А сей нашъ указъ по всѣмъ городамъ и губамъ кликати на торгахъ и у церквей Божіихъ многіе дни, чтобъ всѣмъ людемъ вѣдомо было наше государево слово.
Писанъ на Москвѣ, лѣта 7046-го, месяца апрѣля 5 день.
А подлѣ грамоты дьякъ Федоръ Мишуринъ приписалъ.'
Пока священник, бледный и потрясенный до глубины души, пытался прийти в себя, прочитав увиденный текст, площадь уже начала оживать. Оглушительное молчание, последовавшее за последними словами дьячей приписки, сменилось сперва тихим, потом все громким и требовательным ропотом. Смятение и неверие на лицах сменялись жгучим любопытством, а у некоторых — и вовсе дикой, неистовой надеждой на новые милости. Толпа, до того спокойно стоявшая, подалась вперёд, и священнику ничего не оставалось, кроме как подчиниться этому немому давлению. Дрожащей рукой он развернул следующий свиток и, собравшись с духом, поспешно зачитал новый указ.
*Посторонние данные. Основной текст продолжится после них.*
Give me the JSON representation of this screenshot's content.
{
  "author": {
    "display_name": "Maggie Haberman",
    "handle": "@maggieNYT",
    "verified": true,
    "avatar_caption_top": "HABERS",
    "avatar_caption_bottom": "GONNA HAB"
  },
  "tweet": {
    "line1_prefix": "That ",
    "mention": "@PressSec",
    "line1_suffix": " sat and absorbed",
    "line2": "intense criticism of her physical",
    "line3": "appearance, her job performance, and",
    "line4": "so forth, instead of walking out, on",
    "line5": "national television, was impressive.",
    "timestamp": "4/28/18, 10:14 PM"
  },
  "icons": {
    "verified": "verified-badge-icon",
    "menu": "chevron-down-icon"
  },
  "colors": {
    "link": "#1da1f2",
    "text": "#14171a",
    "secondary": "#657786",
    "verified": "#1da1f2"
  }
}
За ним последовал другой, потом третий — всё то, что вручил ему запыленный гонец из Москвы. Но для Гаврилы, все эти указы уже не имели ни малейшего значения. Он их попросту не слышал. Мир сузился до одной-единственной фразы, выжженной огнем в его сознании: «…такожде чадъ ихъ повзрослѣвшихъ, зачислити въ нашъ личный государевъ разрядъ, дабы служили они намъ прямымъ дѣломъ и были въ нашемъ государевомъ полку».
Он ощутил это не умом, но всем своим существом — внезапную, почти болезненную лёгкость в плечах, словно с них спали невидимыя цепи, давившие на него с самого рождения. И в этой обрушившейся на него пустоте тотчас же родилось нечто новое, твёрдое и незыблемое.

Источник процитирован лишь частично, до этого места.